うちのナイフはそんなに役に立つもんやないはず

盗む・・いや、これも無理や

隙がなさすぎる

強力な魔法がなければ・・。


ラミアは、冷や汗がくる

なんで、うちだけ

こんな目にあうんや?

たしかに、盗んだ物は悪かったと思っとる

でもな、うちはこのお金は奴に渡す金や

うちだけが幸せになるわけではないんやで!!


その時、ラミアは何かを思い出したのだ

クッと口を噛み締める


あの子らのためにうちは金を集めているんや

絶対、死にとうない

で・・でも。


もうダメかもしれへんな。

うちは死の覚悟をしたんや

ゴブリンは斧を振り上げて

うちをおそいかかる


もう、死ぬんやな・・うちは。


その時、ゴォォォっと何かが音がした


「俺に力を貸して」


「アイス!!」


そして、氷の塊ドスンっと音を立て、落ちてくる

そして、ゴブリン達に命中する


「ギャォォォオ」


何体かが倒れる

効果抜群のようだ

な、なんや

これは、高位魔法である氷系の魔法なはずや

だ、だれがこんな事を・・。



「間に合って良かった。
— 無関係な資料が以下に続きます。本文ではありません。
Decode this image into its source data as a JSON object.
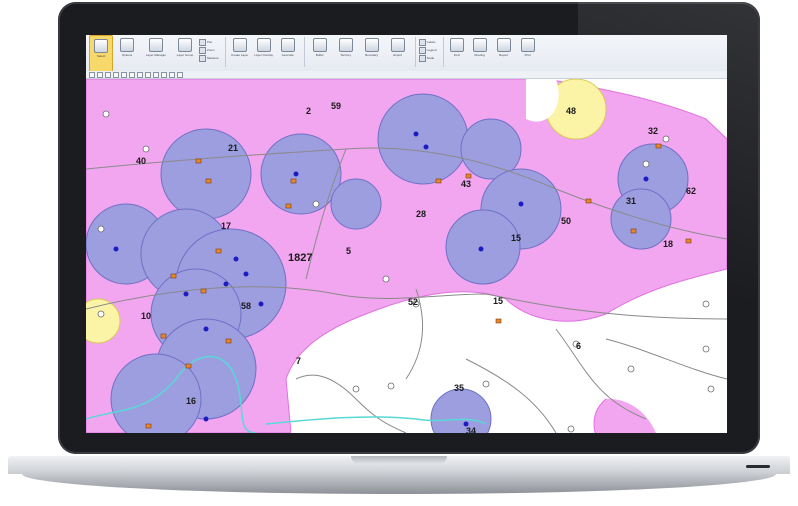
{
  "ribbon": {
    "buttons": [
      {
        "label": "Select",
        "active": true
      },
      {
        "label": "Options"
      },
      {
        "label": "Layer Manager"
      },
      {
        "label": "Layer Group"
      }
    ],
    "small_items": [
      "Pan",
      "Zoom",
      "Measure"
    ],
    "buttons2": [
      {
        "label": "Create Layer"
      },
      {
        "label": "Layer Overlay"
      },
      {
        "label": "Geocode"
      }
    ],
    "buttons3": [
      {
        "label": "Buffer"
      },
      {
        "label": "Territory"
      },
      {
        "label": "Boundary"
      },
      {
        "label": "Export"
      }
    ],
    "small_items2": [
      "Labels",
      "Legend",
      "Scale"
    ],
    "buttons4": [
      {
        "label": "Find"
      },
      {
        "label": "Routing"
      },
      {
        "label": "Report"
      },
      {
        "label": "Print"
      }
    ]
  },
  "map": {
    "colors": {
      "background": "#ffffff",
      "pink_buffer": "#f2a6f0",
      "pink_edge": "#e070e0",
      "blue_buffer": "#9d9ee0",
      "blue_edge": "#6f70c4",
      "yellow_buffer": "#fbf4a6",
      "road": "#8a8a8a",
      "river": "#58d8d6",
      "point_dark": "#1d1cc0",
      "point_orange": "#e6862e"
    },
    "labels": [
      "1827",
      "43",
      "18",
      "52",
      "34",
      "15",
      "5",
      "2",
      "59",
      "40",
      "16",
      "35",
      "21",
      "7",
      "32",
      "15",
      "50",
      "48",
      "31",
      "58",
      "62",
      "6",
      "28",
      "17",
      "10"
    ]
  }
}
」


鶴の一声が響く

思わずラミアは、振り返る


そこには、少年と狼が姿を現していた


ハッとしたラミア

そして、気づいたのか目を細める


その時うちは、見えたんや

安心なんかの先に見えたもの

それは、あの時の光景だ

子供のような・・でもどこかが違う

違和感を抱いた理由だ

なぜ、その少年が、子供に見えなかったのか

あの時から変だと思ったことがようやく見えたのだ


そうか、うちが変だと思ったのはこの瞳なんやな。

うち以上に何かを背負う瞳をしていたからなんや・・。


少年は、ただ前をむいていた

まだ、戦いは終わっていない・・。


ラミアの前に現れた旬。

あいからずある意味、タイミングがいいですね。

まぁ、彼が主人公だからでしょうね。

では、いよいよ、どうなるのか楽しみになりましたね

では、次話で。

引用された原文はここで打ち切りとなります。